I thank God, I see an angel, tears well up, hallelujah

I see an angel, tears well up, I’m overwhelmed with feeling, hallelujah


You give me greater feelings than awe (feel so good)

You make me sing as if I’m praying

Singing hallelujah,

you got me singing hallelujah

Here, the object of his adoration becomes more than human. She is a divine being unto herself, and Jonghyun positions himself as a faithful parishioner. He refers to her as “a wall than cannot be climbed” and “a holy perfection.” She is untouchable, beyond anything he can comprehend, yet is presented as a benevolent figure, one Jonghyun adores so much that he cannot do anything but literally sing her praises.

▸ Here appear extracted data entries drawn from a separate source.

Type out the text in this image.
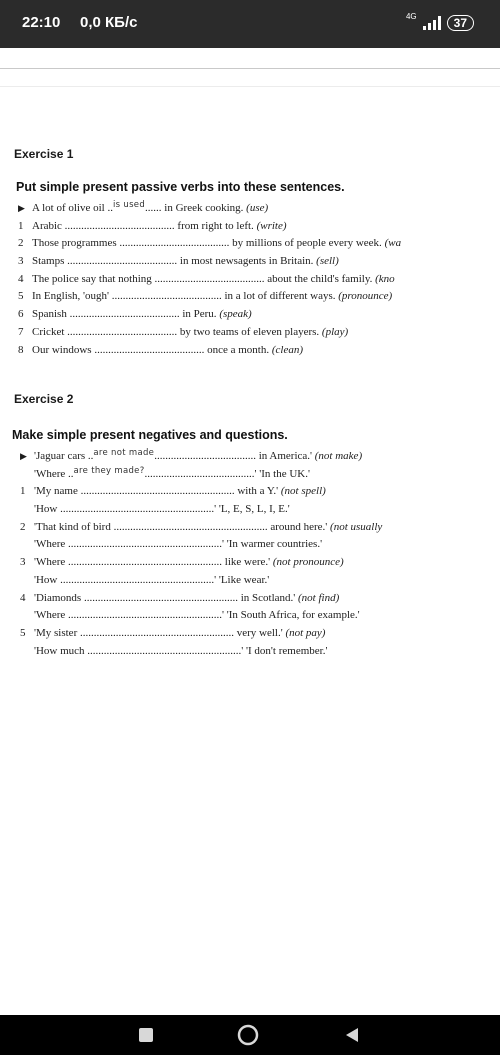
22:10 0,0 КБ/с	4G	37
Exercise 1
Put simple present passive verbs into these sentences.
▶ A lot of olive oil ..$^{is used}$...... in Greek cooking. (use)
1 Arabic ........................................ from right to left. (write)
2 Those programmes ........................................ by millions of people every week. (wa
3 Stamps ........................................ in most newsagents in Britain. (sell)
4 The police say that nothing ........................................ about the child's family. (kno
5 In English, 'ough' ........................................ in a lot of different ways. (pronounce)
6 Spanish ........................................ in Peru. (speak)
7 Cricket ........................................ by two teams of eleven players. (play)
8 Our windows ........................................ once a month. (clean)
Exercise 2
Make simple present negatives and questions.
▶ 'Jaguar cars ..$^{are not made}$..................................... in America.' (not make)
'Where ..$^{are they made?}$........................................' 'In the UK.'
1 'My name ........................................................ with a Y.' (not spell)
'How ........................................................' 'L, E, S, L, I, E.'
2 'That kind of bird ........................................................ around here.' (not usually
'Where ........................................................' 'In warmer countries.'
3 'Where ........................................................ like were.' (not pronounce)
'How ........................................................' 'Like wear.'
4 'Diamonds ........................................................ in Scotland.' (not find)
'Where ........................................................' 'In South Africa, for example.'
5 'My sister ........................................................ very well.' (not pay)
'How much ........................................................' 'I don't remember.'
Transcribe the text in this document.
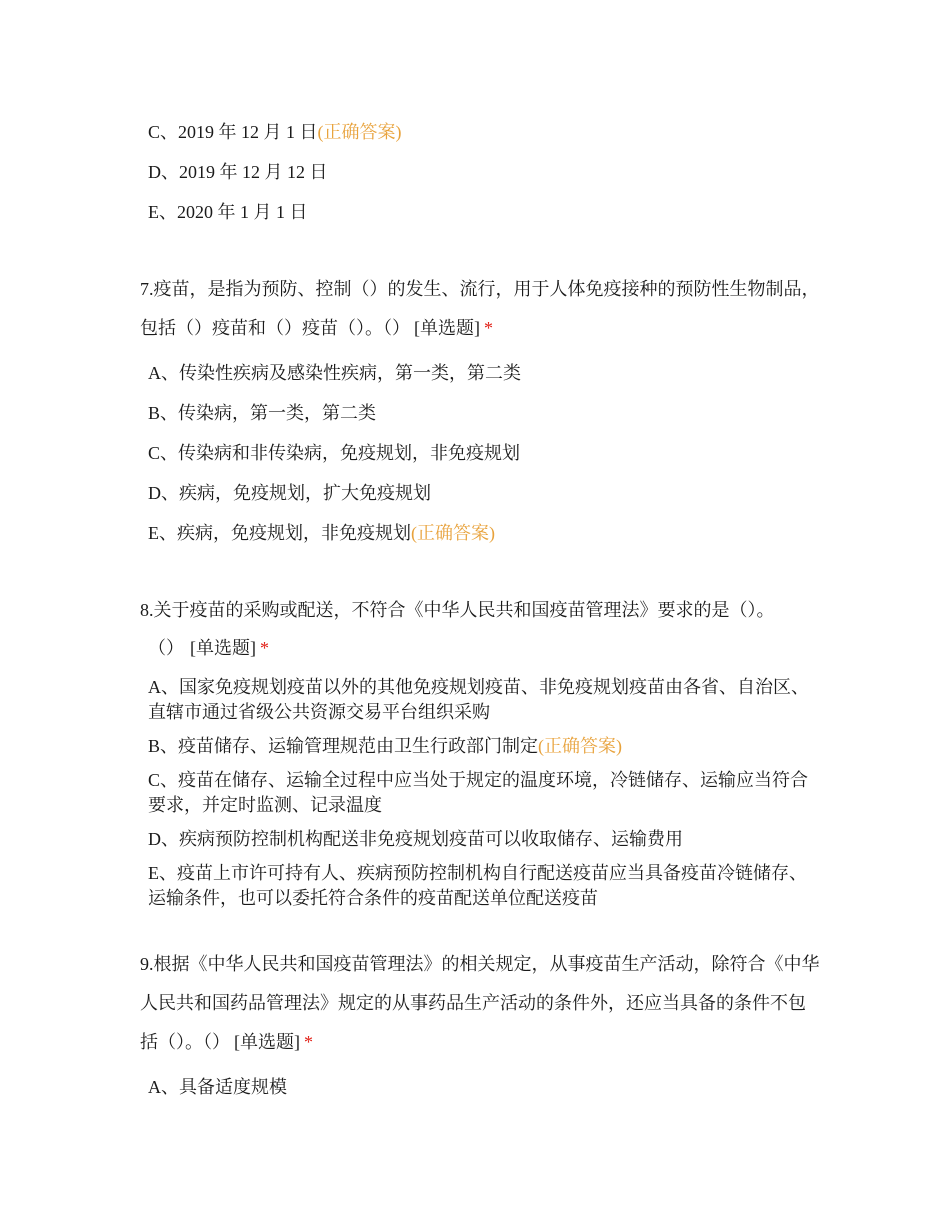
C、2019 年 12 月 1 日(正确答案)

D、2019 年 12 月 12 日

E、2020 年 1 月 1 日

7.疫苗，是指为预防、控制（）的发生、流行，用于人体免疫接种的预防性生物制品，包括（）疫苗和（）疫苗（）。（） [单选题] *

A、传染性疾病及感染性疾病，第一类，第二类

B、传染病，第一类，第二类

C、传染病和非传染病，免疫规划，非免疫规划

D、疾病，免疫规划，扩大免疫规划

E、疾病，免疫规划，非免疫规划(正确答案)

8.关于疫苗的采购或配送，不符合《中华人民共和国疫苗管理法》要求的是（）。

（） [单选题] *

A、国家免疫规划疫苗以外的其他免疫规划疫苗、非免疫规划疫苗由各省、自治区、直辖市通过省级公共资源交易平台组织采购

B、疫苗储存、运输管理规范由卫生行政部门制定(正确答案)

C、疫苗在储存、运输全过程中应当处于规定的温度环境，冷链储存、运输应当符合要求，并定时监测、记录温度

D、疾病预防控制机构配送非免疫规划疫苗可以收取储存、运输费用

E、疫苗上市许可持有人、疾病预防控制机构自行配送疫苗应当具备疫苗冷链储存、运输条件，也可以委托符合条件的疫苗配送单位配送疫苗

9.根据《中华人民共和国疫苗管理法》的相关规定，从事疫苗生产活动，除符合《中华人民共和国药品管理法》规定的从事药品生产活动的条件外，还应当具备的条件不包括（）。（） [单选题] *

A、具备适度规模
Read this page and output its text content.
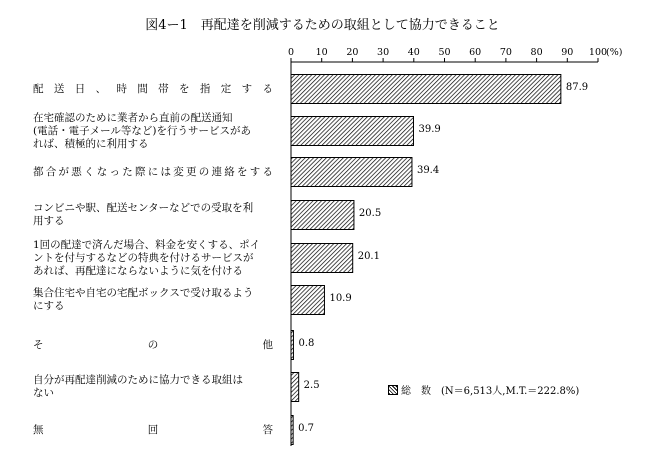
図4ー1　再配達を削減するための取組として協力できること
(%)
0 10 20 30 40 50 60 70 80 90 100
配送日、時間帯を指定する	87.9
在宅確認のために業者から直前の配送通知
(電話・電子メール等など)を行うサービスがあ
れば、積極的に利用する
39.9
都合が悪くなった際には変更の連絡をする	39.4
コンビニや駅、配送センターなどでの受取を利
用する
20.5
1回の配達で済んだ場合、料金を安くする、ポイ
ントを付与するなどの特典を付けるサービスが
あれば、再配達にならないように気を付ける
20.1
集合住宅や自宅の宅配ボックスで受け取るよう
にする
10.9
そ　　　　の　　　　他	0.8
自分が再配達削減のために協力できる取組は
ない
2.5
無　　　　回　　　　答	0.7
総　数　(N＝6,513人,M.T.＝222.8%)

One of the best explorations, and therefore uses, of Christian iconography in K-pop is Ga-in’s mini-album Hawwah. The six-track EP explores Christian morality and how it intersects with modern sexual mores. The most obvious example is “Apple” featuring Jay Park. “Apple” is a retelling of the Garden of Eden, with Ga-in and Jay as Eve and Adam. Here, the Fruit of the Tree of Knowledge is directly equated with sex, as Ga-in attempts to– then successfully– seduce Jay into her bed.


When you say stop it, I wanna do it more, yummy

When you say I can’t have it, I want it more


Hol’ up mommy u needa relax

Go slow girl u movin’ too fast

We can’t do this right here

What if we get in trouble?

We might get punished if we’re not careful

Take a bite or not? Let’s try to wait

It’s a back and forth, with Jay’s arguments becoming weaker and longer as he tries and fails to talk himself out of sex. Ultimately, though, “Apple” is an indictment of religious mores, as it lays bare that, stripped of otherworldly majesty, “we can’t do X because an undefined force said not to” doesn’t really hold up to scrutiny.

On the other side, though, is “Guilty” from the same release. While “Apple” threw Christian values under the bus, “Guilty” shows someone struggling with sexuality, drawing parallels between the power of God and the power of really good sex.

Ga-in specifically refers to an unwanted sexual attraction as a “bad religion”; something that demands her time and devotion, but apparently does not provide her with much in return. She also uses several word or phrases that have strong ties to Christianity and Christian values: she goes on her knees before him, he touches her, she seeks punishment and is afraid of being ruined. However, these can also be interpreted simultaneously as having a more carnal meaning, with the two halves tied together by the theme of guilt.

Whether a serious look at the world inwards, or a potent metaphor for a relationship, Christian iconography has provided a wealth of imagery for musicians and artists to draw from. Are there any song that you feel pull heavily from religion? Leave them in the comments.